"Ah? Is that so?" asked Langler, with his smile.
"Happily," I said, "nobody any longer cares, Emily."
"Unhappily," sighed Langler.
And, like an echo, there came from Miss Emily, who had not heard him: "unhappily!"
"But observe," I said, "that this whole Canterbury gaudery remains illegal, for I have yet to hear that the Act of Uniformity has been repealed. Wouldn't the civil power be competent, if it chose, to take action against someone?"
"I think so," replied Langler, "if the civil power were not far too deeply indifferent to what takes place in Canterbury to rake up against it old laws which have become academic. Even thirty, twenty years ago what a howl of 'popery!' Now—nothing...."
"Yet," I said, "I can't think that indifference was quite the feeling of the nation with regard to the Pope's visit; on the contrary, people seemed interested and pleased. With our much of numbness about the Church is there not, really, mixed a sort of interest?"
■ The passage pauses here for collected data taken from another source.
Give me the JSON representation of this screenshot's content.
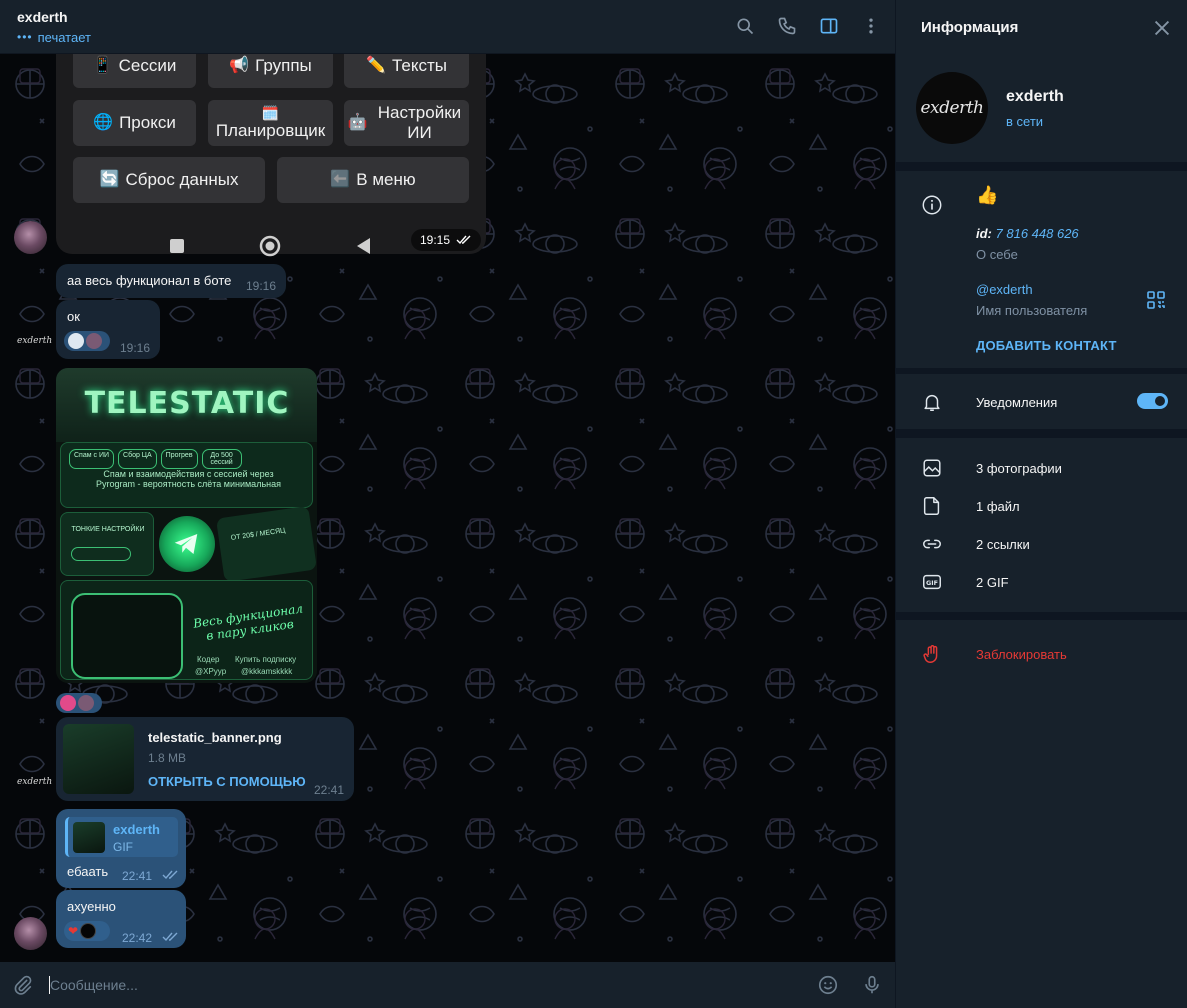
{
  "header": {
    "name": "exderth",
    "status": "печатает",
    "icons": [
      "search-icon",
      "phone-icon",
      "sidebar-toggle-icon",
      "more-vertical-icon"
    ]
  },
  "keyboard": {
    "buttons": [
      {
        "emoji": "📱",
        "label": "Сессии"
      },
      {
        "emoji": "📢",
        "label": "Группы"
      },
      {
        "emoji": "✏️",
        "label": "Тексты"
      },
      {
        "emoji": "🌐",
        "label": "Прокси"
      },
      {
        "emoji": "🗓️",
        "label": "Планировщик"
      },
      {
        "emoji": "🤖",
        "label": "Настройки ИИ"
      },
      {
        "emoji": "🔄",
        "label": "Сброс данных"
      },
      {
        "emoji": "⬅️",
        "label": "В меню"
      }
    ],
    "time": "19:15"
  },
  "messages": [
    {
      "text": "аа весь функционал в боте",
      "time": "19:16"
    },
    {
      "text": "ок",
      "time": "19:16"
    },
    {
      "file_name": "telestatic_banner.png",
      "file_size": "1.8 MB",
      "open_with": "ОТКРЫТЬ С ПОМОЩЬЮ",
      "time": "22:41"
    },
    {
      "reply_name": "exderth",
      "reply_type": "GIF",
      "text": "ебаать",
      "time": "22:41"
    },
    {
      "text": "ахуенно",
      "time": "22:42"
    }
  ],
  "banner_text": {
    "logo": "TELESTATIC",
    "tags": [
      "Спам с ИИ",
      "Сбор ЦА",
      "Прогрев",
      "До 500 сессий"
    ],
    "desc": "Спам и взаимодействия с сессией через Pyrogram - вероятность слёта минимальная",
    "fine": "ТОНКИЕ НАСТРОЙКИ",
    "price": "ОТ 20$ / МЕСЯЦ",
    "script": "Весь функционал в пару кликов",
    "coder_label": "Кодер",
    "coder": "@XPyyp",
    "buy_label": "Купить подписку",
    "buy": "@kkkamskkkk"
  },
  "composer": {
    "placeholder": "Сообщение..."
  },
  "info": {
    "title": "Информация",
    "name": "exderth",
    "avatar_text": "exderth",
    "status": "в сети",
    "bio": "👍",
    "id_label": "id:",
    "id_value": "7 816 448 626",
    "about_label": "О себе",
    "username": "@exderth",
    "username_label": "Имя пользователя",
    "add_contact": "ДОБАВИТЬ КОНТАКТ",
    "notifications": "Уведомления",
    "notifications_on": true,
    "media": [
      {
        "icon": "photo-icon",
        "label": "3 фотографии"
      },
      {
        "icon": "file-icon",
        "label": "1 файл"
      },
      {
        "icon": "link-icon",
        "label": "2 ссылки"
      },
      {
        "icon": "gif-icon",
        "label": "2 GIF"
      }
    ],
    "block": "Заблокировать"
  },
  "colors": {
    "accent": "#5eb5f7",
    "panel": "#17212b",
    "incoming": "#182533",
    "outgoing": "#2b5278",
    "danger": "#e53935"
  }
}
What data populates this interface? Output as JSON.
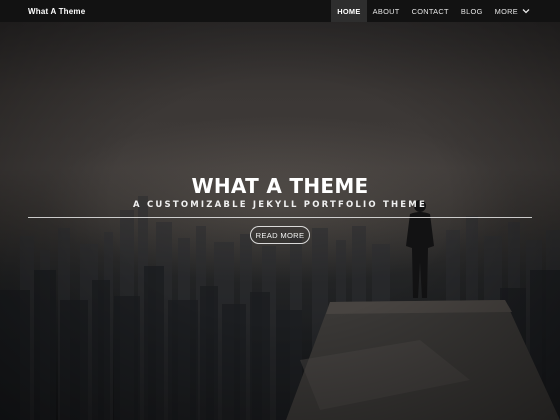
{
  "site": {
    "brand": "What A Theme"
  },
  "nav": {
    "items": [
      {
        "label": "HOME",
        "active": true
      },
      {
        "label": "ABOUT",
        "active": false
      },
      {
        "label": "CONTACT",
        "active": false
      },
      {
        "label": "BLOG",
        "active": false
      },
      {
        "label": "MORE",
        "active": false,
        "has_dropdown": true
      }
    ]
  },
  "hero": {
    "title": "WHAT A THEME",
    "subtitle": "A CUSTOMIZABLE JEKYLL PORTFOLIO THEME",
    "button_label": "READ MORE",
    "background_image": "foggy-city-skyline-with-person-on-rooftop"
  },
  "colors": {
    "navbar_bg": "#121212",
    "nav_active_bg": "#2e2e2e",
    "text": "#ffffff"
  }
}
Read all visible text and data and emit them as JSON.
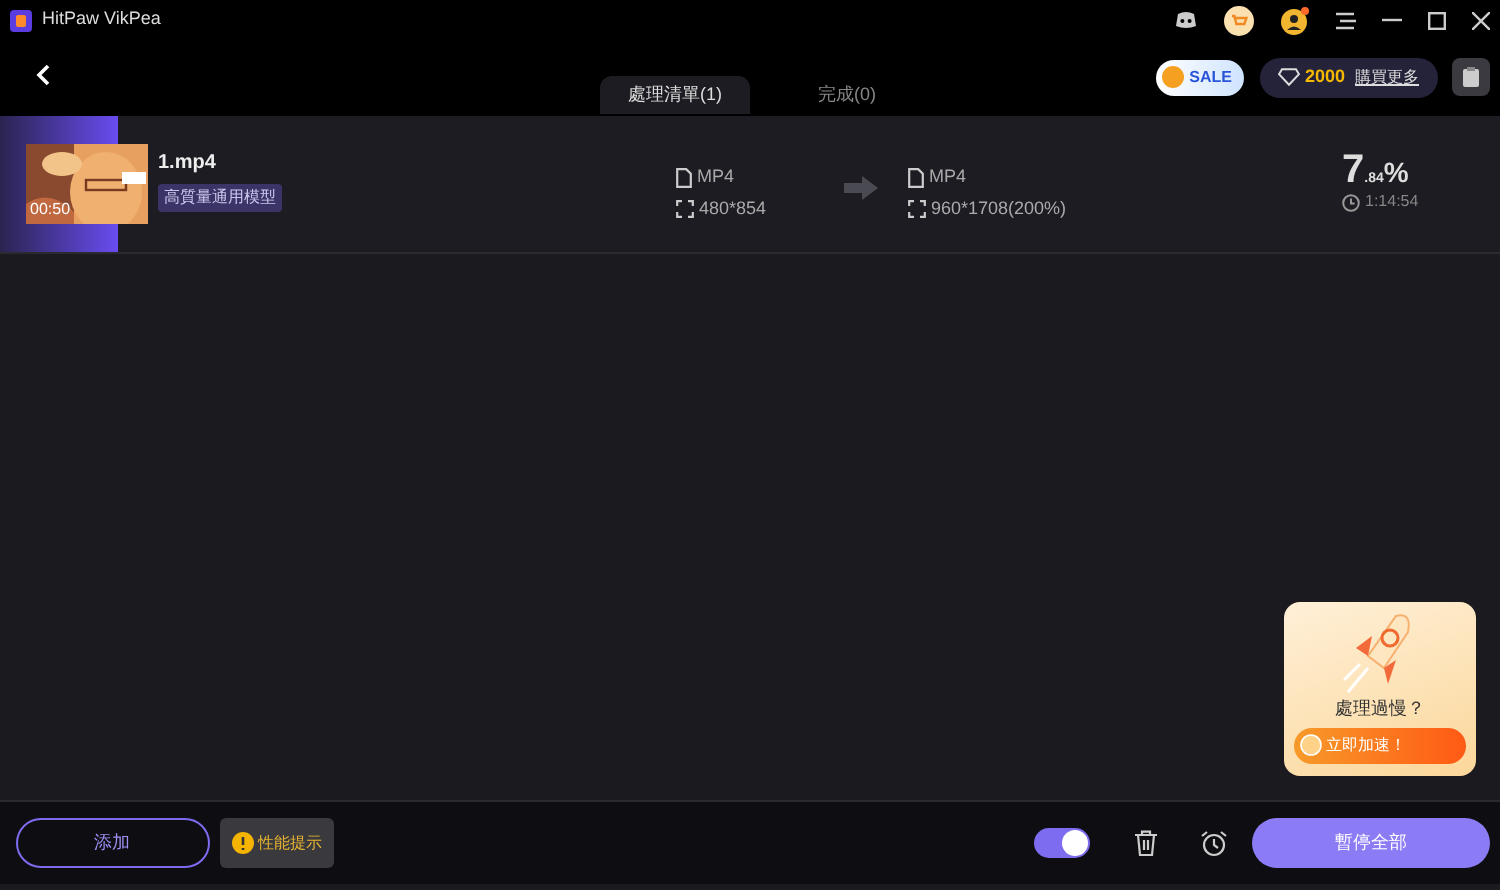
{
  "window": {
    "title": "HitPaw VikPea"
  },
  "header": {
    "sale_badge": "SALE",
    "credits": "2000",
    "buy_more": "購買更多"
  },
  "tabs": [
    {
      "label": "處理清單(1)",
      "selected": true
    },
    {
      "label": "完成(0)",
      "selected": false
    }
  ],
  "tasks": [
    {
      "thumbnail": {
        "kind": "picture",
        "duration": "00:50"
      },
      "name": "1.mp4",
      "model_tag": "高質量通用模型",
      "source_format": "MP4",
      "source_size": "480*854",
      "target_format": "MP4",
      "target_size": "960*1708(200%)",
      "percent_int": "7",
      "percent_frac": ".84",
      "percent_sign": "%",
      "remaining": "1:14:54",
      "level": 0.0784
    }
  ],
  "promo": {
    "question": "處理過慢？",
    "action": "立即加速！"
  },
  "footer": {
    "add_button": "添加",
    "hint_button": "性能提示",
    "notify_toggle": {
      "on": true
    },
    "pause_all": "暫停全部"
  }
}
"In one class," replied Langler—"in the class which has acquired a liking for charming rites and vestments in good taste. Hence the corporate reunion that has been growing up since the last century, till now it culminates, for the English Church got to see that it must more and more imitate its great old Mother and her graces if it was to retain any of the interest of the nation. It has, in fact, by this imitation retained some of the interest of one class, but we know that it is none of it a religious interest, but an æsthetic one; and as to the lower classes, no sort of interest has survived. In other words, while the dogmas of the Church have become mawkish to all, her dear altar-cloths and subcingula have continued pleasing to some—to you and me, for example."
"But the end!" I said.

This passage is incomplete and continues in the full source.